Oumarou Dopsoumna

5 mars 2008, jour d’apaisement : la préfecture a reculé devant la pression populaire et médiatique, le comité de défense de l’hôpital de Belley (Ain) a gagné. Cet établissement de trois cents lits est assuré de garder son gastro-entérologue. Du moins pour un an… Le docteur Oumarou Dopsoumna a obtenu, après des mois de doutes, la régularisation de sa situation. Diplômé de l’université de Sfax en Tunisie, ce praticien âgé de trente-six ans, d’origine camerounaise, s’est installé, en 2004, dans cette petite ville de l’Ain afin d’obtenir sa spécialisation. Interne, mais sous le statut d’étudiant pendant deux ans, il ne signe son premier contrat professionnel qu’en 2006. « Ce qui rend difficile aujourd’hui l’obtention d’une carte de résident de dix ans puisque, sur mes deux premiers titres de séjour, il n’est pas mentionné que je travaillais », précise-t-il. C’était pourtant le cas dans les faits. Une subtilité propre au monde médical qui, face à l’administration, n’a pas joué en sa faveur. En octobre 2007, son titre de séjour expirant, le docteur fait, comme chaque année, une demande de renouvellement. En lieu et place d’une réponse positive, il ne reçoit pourtant qu’un récépissé de trois mois. « Dossier encore à l’étude », justifie la préfecture.

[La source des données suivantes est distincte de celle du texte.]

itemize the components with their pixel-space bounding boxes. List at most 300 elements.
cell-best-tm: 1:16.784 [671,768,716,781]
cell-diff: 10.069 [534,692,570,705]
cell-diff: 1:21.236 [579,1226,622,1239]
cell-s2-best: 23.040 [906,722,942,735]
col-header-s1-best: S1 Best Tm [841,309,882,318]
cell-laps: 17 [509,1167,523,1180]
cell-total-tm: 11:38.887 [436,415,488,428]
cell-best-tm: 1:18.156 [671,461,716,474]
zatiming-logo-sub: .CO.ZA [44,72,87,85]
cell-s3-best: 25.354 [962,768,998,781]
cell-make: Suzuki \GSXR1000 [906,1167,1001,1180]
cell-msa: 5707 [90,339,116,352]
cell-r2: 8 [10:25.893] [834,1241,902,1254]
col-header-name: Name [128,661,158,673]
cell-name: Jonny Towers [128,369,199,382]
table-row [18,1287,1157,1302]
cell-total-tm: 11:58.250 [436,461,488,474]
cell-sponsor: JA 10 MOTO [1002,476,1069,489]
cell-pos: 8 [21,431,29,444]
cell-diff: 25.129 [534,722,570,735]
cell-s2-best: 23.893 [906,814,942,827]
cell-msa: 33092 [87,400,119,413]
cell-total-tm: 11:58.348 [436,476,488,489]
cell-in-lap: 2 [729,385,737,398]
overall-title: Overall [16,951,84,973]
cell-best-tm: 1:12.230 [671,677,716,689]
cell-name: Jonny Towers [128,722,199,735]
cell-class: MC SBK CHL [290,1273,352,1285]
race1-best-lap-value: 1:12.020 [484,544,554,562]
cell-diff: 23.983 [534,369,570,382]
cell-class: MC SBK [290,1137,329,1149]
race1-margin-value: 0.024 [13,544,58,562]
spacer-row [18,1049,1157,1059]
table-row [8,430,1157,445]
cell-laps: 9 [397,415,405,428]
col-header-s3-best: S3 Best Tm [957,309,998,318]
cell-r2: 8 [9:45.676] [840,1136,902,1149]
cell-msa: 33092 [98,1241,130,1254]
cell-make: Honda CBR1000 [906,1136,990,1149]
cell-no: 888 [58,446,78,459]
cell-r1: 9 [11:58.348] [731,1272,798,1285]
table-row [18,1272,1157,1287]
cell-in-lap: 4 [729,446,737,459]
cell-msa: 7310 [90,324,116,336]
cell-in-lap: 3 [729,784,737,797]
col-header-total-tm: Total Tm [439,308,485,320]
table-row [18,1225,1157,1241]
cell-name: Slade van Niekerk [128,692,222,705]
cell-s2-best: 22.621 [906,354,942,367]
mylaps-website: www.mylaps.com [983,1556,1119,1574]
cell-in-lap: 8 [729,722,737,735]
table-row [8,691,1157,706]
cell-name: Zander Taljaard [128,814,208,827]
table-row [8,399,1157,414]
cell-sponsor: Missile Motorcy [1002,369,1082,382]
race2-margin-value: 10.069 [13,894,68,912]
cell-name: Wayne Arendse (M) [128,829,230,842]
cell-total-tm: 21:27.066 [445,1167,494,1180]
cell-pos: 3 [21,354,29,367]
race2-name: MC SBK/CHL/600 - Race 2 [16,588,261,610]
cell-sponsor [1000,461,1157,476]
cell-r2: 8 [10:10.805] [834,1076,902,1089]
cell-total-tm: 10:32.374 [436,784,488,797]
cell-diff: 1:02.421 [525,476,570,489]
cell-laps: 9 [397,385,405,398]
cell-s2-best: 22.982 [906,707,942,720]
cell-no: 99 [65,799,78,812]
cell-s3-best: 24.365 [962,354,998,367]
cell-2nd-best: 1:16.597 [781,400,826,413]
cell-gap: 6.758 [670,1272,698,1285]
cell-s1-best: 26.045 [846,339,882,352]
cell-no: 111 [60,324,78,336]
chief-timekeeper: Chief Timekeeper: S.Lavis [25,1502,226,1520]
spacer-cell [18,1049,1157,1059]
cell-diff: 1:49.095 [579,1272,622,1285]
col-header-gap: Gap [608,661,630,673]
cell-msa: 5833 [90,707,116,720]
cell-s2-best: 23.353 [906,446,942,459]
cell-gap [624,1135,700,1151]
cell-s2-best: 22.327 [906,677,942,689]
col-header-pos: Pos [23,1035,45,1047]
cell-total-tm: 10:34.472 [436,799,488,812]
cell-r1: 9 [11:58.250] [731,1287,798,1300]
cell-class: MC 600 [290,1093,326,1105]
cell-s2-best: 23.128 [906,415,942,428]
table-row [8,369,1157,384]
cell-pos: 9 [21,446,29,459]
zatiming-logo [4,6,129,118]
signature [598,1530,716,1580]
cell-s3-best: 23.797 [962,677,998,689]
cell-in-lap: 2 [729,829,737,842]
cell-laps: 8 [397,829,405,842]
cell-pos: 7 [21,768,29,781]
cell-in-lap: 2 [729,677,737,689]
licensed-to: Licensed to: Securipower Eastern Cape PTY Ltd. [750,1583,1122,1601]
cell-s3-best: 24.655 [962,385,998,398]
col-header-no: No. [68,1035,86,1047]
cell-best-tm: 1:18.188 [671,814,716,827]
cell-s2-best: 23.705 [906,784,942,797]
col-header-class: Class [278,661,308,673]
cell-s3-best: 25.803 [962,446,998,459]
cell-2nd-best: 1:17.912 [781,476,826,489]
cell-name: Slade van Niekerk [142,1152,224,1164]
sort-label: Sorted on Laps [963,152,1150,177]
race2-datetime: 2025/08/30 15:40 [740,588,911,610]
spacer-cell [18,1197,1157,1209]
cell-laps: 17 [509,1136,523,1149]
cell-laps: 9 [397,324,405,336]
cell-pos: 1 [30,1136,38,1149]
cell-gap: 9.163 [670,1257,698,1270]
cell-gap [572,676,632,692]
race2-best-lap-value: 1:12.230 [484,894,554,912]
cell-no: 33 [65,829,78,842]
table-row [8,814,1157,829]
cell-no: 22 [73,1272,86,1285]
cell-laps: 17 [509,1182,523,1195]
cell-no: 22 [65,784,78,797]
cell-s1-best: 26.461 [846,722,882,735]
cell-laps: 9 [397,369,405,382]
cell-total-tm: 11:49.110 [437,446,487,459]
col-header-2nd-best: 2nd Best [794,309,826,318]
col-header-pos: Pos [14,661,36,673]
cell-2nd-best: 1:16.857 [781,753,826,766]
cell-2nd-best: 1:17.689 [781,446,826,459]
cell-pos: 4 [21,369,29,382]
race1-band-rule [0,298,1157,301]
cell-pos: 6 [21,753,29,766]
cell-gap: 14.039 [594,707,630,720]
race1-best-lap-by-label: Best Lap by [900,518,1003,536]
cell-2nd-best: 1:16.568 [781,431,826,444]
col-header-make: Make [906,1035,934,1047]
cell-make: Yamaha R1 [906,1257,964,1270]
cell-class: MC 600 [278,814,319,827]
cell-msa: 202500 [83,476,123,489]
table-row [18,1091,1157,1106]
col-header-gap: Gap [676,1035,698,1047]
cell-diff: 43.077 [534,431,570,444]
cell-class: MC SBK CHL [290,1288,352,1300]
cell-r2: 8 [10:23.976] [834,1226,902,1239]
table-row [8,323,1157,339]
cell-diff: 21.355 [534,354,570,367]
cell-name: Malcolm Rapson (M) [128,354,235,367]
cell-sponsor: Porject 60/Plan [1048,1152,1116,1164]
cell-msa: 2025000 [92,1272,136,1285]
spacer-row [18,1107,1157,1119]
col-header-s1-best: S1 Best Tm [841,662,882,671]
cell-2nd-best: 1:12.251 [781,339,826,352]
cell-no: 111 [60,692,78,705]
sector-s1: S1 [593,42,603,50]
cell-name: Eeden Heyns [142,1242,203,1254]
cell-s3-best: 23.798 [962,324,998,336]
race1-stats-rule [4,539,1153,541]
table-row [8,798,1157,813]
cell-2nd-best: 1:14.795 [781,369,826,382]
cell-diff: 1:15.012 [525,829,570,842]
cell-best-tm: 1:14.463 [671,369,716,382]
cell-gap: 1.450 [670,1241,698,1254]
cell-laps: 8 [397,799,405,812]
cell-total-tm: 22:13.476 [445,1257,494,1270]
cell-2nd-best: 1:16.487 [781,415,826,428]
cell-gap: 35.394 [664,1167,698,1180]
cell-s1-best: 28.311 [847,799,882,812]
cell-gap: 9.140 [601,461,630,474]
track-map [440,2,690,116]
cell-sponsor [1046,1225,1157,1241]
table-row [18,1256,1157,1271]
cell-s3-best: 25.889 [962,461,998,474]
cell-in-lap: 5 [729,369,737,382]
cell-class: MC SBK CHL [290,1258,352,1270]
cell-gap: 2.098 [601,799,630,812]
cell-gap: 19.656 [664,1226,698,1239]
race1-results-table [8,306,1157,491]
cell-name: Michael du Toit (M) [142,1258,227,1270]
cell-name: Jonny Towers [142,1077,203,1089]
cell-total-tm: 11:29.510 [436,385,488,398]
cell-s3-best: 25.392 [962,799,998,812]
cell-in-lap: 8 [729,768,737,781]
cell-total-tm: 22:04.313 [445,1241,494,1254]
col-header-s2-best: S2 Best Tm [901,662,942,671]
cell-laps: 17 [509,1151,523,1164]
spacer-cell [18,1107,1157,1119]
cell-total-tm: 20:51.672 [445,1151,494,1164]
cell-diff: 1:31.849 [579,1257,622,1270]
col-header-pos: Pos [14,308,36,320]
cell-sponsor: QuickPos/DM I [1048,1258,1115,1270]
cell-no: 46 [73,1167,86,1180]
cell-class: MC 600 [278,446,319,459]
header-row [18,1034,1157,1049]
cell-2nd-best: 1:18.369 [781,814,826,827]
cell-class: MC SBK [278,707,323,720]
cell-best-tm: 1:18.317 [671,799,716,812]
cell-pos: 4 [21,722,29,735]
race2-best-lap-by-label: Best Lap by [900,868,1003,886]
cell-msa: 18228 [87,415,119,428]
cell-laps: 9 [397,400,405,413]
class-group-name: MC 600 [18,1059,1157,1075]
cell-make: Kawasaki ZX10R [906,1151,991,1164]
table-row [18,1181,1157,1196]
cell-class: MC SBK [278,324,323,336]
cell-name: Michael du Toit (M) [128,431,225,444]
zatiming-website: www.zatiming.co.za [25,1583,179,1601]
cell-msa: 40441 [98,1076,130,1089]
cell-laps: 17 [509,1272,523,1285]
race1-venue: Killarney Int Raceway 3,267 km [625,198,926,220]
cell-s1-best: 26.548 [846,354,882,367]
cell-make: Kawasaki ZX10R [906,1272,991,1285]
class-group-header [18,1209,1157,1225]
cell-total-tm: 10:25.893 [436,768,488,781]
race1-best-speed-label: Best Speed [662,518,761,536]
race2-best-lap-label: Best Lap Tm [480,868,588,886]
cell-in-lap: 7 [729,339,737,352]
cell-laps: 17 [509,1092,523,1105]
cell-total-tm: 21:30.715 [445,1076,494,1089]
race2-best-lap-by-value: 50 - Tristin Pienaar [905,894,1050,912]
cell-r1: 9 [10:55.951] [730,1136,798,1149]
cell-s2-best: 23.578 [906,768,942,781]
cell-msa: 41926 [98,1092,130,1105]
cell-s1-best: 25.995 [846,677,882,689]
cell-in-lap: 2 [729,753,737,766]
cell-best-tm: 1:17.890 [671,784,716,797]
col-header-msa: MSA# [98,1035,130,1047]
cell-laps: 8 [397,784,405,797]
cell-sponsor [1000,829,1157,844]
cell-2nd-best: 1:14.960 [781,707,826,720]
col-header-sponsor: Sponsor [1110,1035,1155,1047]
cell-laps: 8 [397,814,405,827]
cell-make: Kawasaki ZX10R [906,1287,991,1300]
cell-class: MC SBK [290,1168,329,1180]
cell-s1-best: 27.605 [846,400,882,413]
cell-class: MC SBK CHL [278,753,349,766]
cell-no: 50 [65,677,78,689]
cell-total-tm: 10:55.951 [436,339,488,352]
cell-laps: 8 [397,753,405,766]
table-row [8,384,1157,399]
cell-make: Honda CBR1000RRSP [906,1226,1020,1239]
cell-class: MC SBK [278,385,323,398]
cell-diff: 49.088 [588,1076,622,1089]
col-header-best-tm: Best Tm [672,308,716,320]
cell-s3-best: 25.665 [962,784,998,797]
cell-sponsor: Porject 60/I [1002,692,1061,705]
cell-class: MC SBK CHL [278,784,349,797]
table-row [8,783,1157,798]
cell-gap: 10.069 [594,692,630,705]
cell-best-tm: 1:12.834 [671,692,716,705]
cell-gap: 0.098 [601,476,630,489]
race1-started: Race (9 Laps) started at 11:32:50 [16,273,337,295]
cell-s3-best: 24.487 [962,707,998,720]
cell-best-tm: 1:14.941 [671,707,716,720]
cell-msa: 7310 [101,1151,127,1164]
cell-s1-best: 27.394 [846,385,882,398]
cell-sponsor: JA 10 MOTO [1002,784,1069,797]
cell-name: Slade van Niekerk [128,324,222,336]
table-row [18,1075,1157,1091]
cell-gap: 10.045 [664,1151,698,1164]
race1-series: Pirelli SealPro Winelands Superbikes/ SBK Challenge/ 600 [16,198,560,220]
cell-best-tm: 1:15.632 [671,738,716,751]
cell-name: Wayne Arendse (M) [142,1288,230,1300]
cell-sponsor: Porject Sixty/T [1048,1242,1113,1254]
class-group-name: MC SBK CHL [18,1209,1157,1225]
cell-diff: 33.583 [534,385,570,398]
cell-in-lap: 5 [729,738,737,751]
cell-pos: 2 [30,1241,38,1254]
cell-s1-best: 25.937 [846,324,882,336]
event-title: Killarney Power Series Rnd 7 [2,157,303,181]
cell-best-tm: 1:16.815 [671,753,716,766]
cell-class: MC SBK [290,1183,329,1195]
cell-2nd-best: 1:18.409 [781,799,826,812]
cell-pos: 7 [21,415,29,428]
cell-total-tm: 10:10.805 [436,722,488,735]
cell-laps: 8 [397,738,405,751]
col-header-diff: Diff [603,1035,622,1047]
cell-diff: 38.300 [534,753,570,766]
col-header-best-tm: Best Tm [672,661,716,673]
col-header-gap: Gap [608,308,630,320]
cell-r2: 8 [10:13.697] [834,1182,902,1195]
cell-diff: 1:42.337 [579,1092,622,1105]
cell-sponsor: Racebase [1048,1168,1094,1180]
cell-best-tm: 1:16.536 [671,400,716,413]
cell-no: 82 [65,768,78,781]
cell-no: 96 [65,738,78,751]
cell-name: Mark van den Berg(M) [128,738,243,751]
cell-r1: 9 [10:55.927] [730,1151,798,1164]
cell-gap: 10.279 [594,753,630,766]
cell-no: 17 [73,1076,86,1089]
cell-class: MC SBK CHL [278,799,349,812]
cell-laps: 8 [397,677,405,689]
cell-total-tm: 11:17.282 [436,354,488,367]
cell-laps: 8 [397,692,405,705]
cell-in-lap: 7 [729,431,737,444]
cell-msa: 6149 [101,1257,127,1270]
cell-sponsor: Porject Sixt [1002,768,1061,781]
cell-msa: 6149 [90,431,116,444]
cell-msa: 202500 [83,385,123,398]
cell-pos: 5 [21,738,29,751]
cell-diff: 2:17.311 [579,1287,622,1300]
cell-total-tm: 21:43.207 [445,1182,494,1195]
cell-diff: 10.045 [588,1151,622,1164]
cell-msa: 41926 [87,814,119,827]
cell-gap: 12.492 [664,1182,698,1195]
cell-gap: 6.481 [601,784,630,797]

« En janvier, comme je n’avais toujours aucune nouvelle, je me suis rendu à la mairie pour leur signaler ma situation, mais ils n’en savaient pas davantage. » Entre-temps, le préfet a dépêché la direction départementale du travail qui constate de fait que M. Dopsoumna — comme d’ailleurs quatre de ses collègues de Belley, tous titulaires d’un diplôme étranger — se trouve en situation irrégulière. Le couperet ne tarde pas à tomber. Au début de l’année 2008, la direction de l’hôpital est sommée de suspendre immédiatement les cinq médecins de leurs fonctions. Elle forme alors un recours. Chose surprenante, bien que celui-ci soit à effet suspensif, il n’est pas pris en compte par l’administration.

Le gastro-entérologue est donc contraint au chômage technique, dans l’incapacité pure et simple d’exercer, bien que l’hôpital ait manifestement besoin de lui. Une situation « vécue avec un certain malaise » qu’il se remémore avec amertume, dans la mesure où, argue-t-il, la préfecture l’a mis « volontairement en situation irrégulière ». « Mon métier est éprouvant, exige beaucoup de sacrifices ; alors si, en plus, l’administration se comporte de cette manière ! Ils ont fait en sorte de me laisser dans l’incertitude et j’ai bien failli, à ce moment-là, baisser les bras, rentrer définitivement au Cameroun. »

Un départ « résigné » que refusent pourtant nombre d’habitants de Belley, du maire UMP de l’époque, qui prend symboliquement un arrêté interdisant une éventuelle expulsion, à l’ensemble des médecins de l’hôpital, qui se déclarent solidaires de leur confrère. Face à l’immobilisme de la préfecture, le comité de défense de l’hôpital de Belley se mobilise. À travers le cas de M. Dopsoumna, il alerte la population sur la difficulté de recruter des praticiens pour des établissements de cette taille. Manière explicite de souligner le rôle essentiel joué, ici comme ailleurs en France, par les médecins étrangers. Les manifestations et réunions publiques s’organisent, un communiqué de presse est rédigé regrettant que la décision de la préfecture mette « en péril le fonctionnement de l’hôpital et son avenir ». Une mobilisation massive qui « touche beaucoup » l’intéressé et lui redonne espoir. En outre, grâce à elle, les médias jettent leur dévolu sur l’affaire début mars. « Et là, d’un coup, la situation s’est débloquée, j’ai obtenu mon titre de séjour d’un an. » Une période de répit qu’il juge « courte » : « J’aurais préféré une carte de résident de dix ans, histoire d’avoir l’esprit tranquille. » Il en a récemment fait la demande, le dossier est toujours en attente.